Perplex City
You'll never set foot in Perplex City—not in person, and not even in a video game. You've been tasked with solving the mystery of a valuable cube that was stolen and secreted on Earth, but you can't visit the City to look for clues: All of your intel comes from studying blogs and websites, sending e-mail to fictional characters, and most of all, solving the puzzle cards that you buy on your way to beating more than 33,000 other players who are also on the hunt—and who all want the (real) $200,000 prize money.
The puzzle cards provide the meat of the game. Each carefully designed card tests your knowledge of statistics, cryptography, rock bands, Texas Hold 'Em, and English cookies. The easy ones take a few minutes or a Google search to solve, while the toughest stick you with a pair of GPS coordinates and some cryptic photos, and make you figure out what to do with them. Perplex City, which launched in the UK in 2004 but only recently came to the States, would make a fun trading-card game. But the cards are meant to pull you into the deeper story, where an alien city, a cast of characters, and a series of murders become more and more real the longer you obsess over them.

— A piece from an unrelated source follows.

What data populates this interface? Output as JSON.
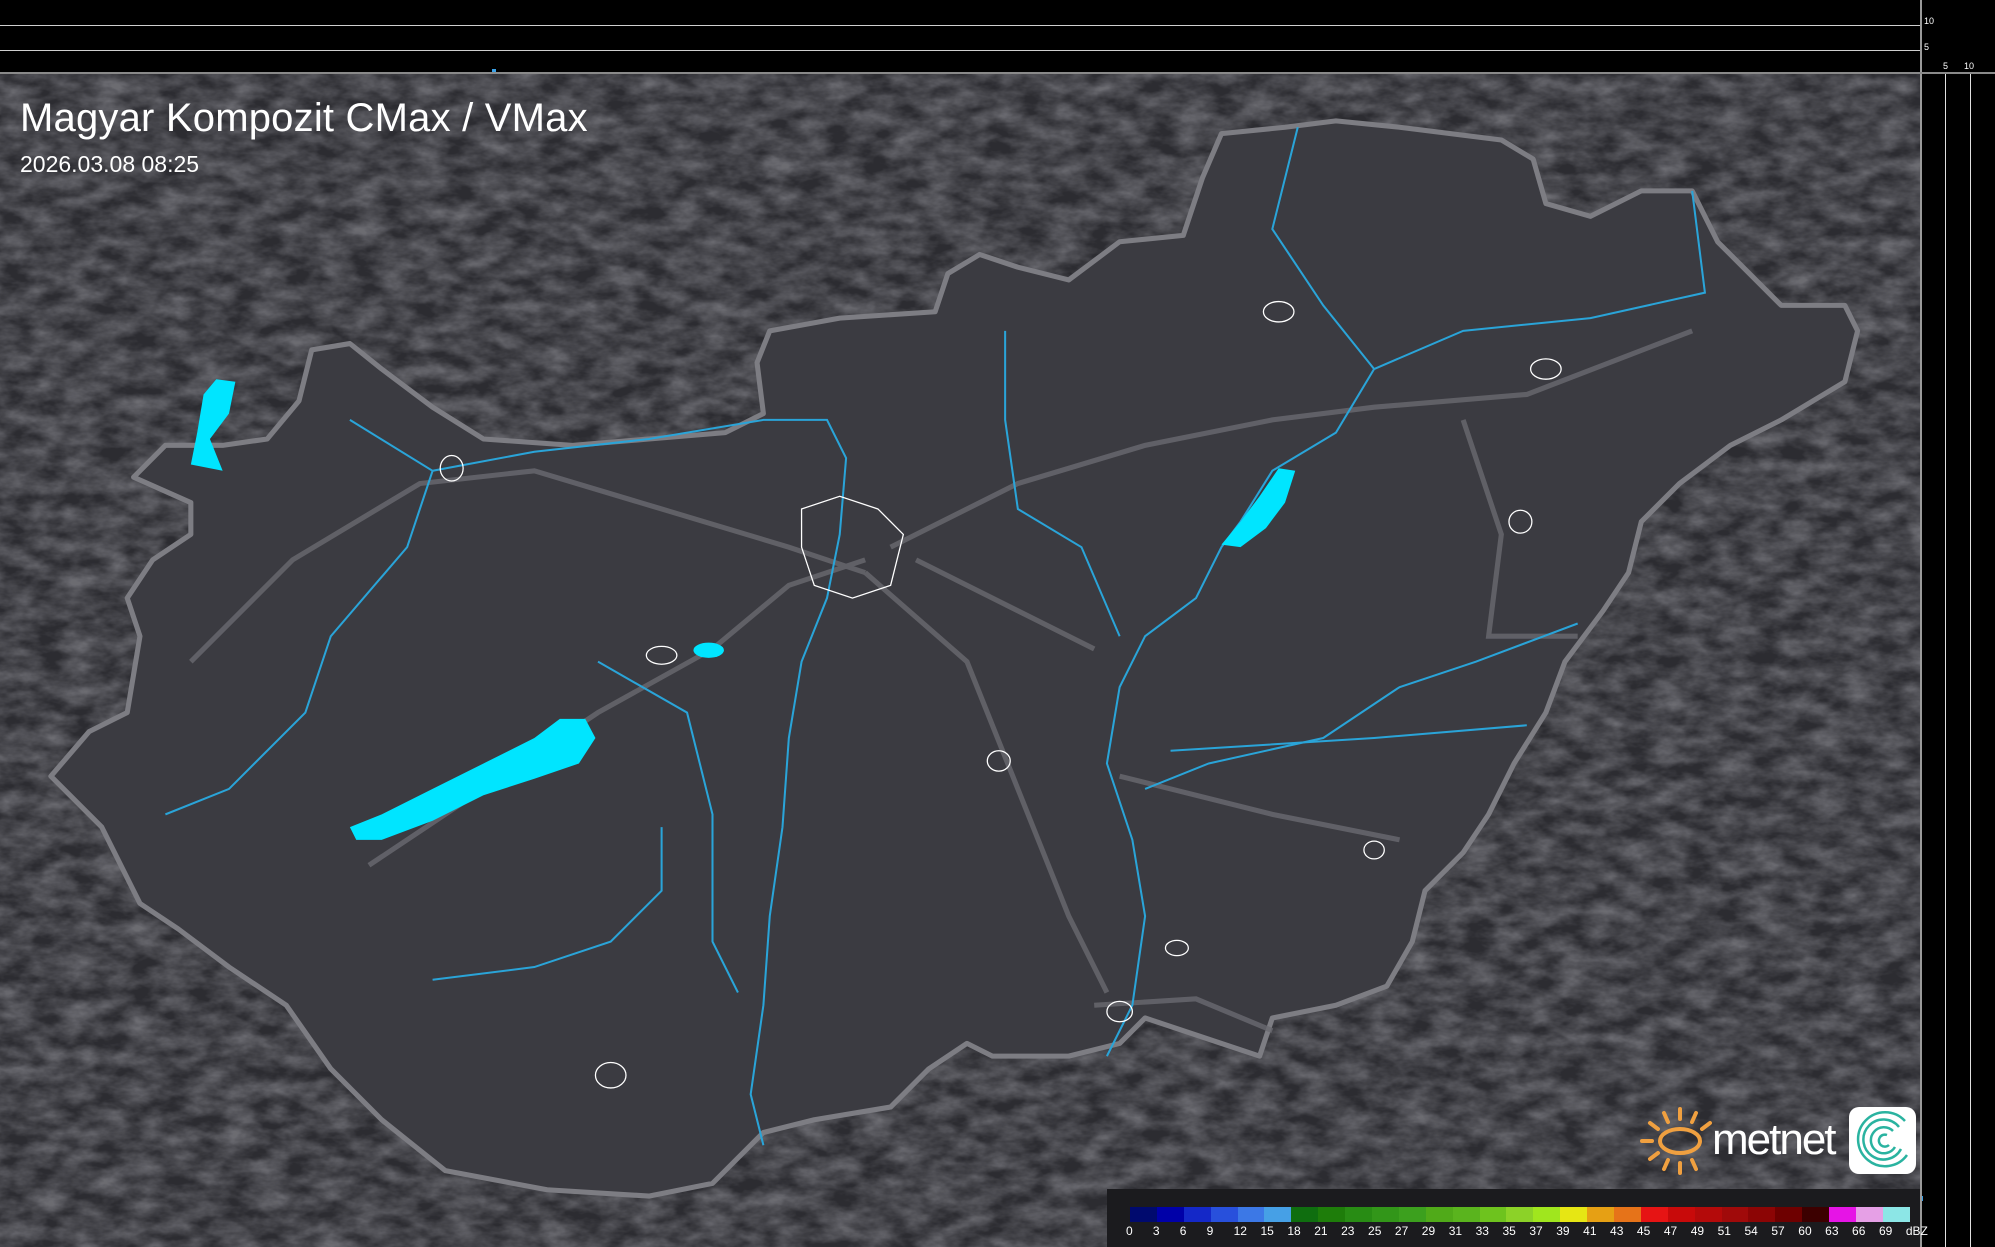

Beyond the game: You can also score points at live events, where hundreds of players have searched for clues on ferris wheels or in gigantic conga lines. The first American event takes place this August 12, in San Francisco.
Worth playing for: After you solve a card, you collect your points on the official website and claw your way up the leaderboards, where you're competing against—or collaborating with—a worldwide community of players. (At press time, the fourth-ranked player hails from Antarctica.)
Frustration sets in when: With 256 cards that sell in packs of six, plus duplicates, you'll spend plenty of cash keeping up.
Final judgment: This alternate-reality game presents an intriguing spin on life on the web: As we spend more of our lives online, it's as easy to immerse yourself in a make-believe world as a real one.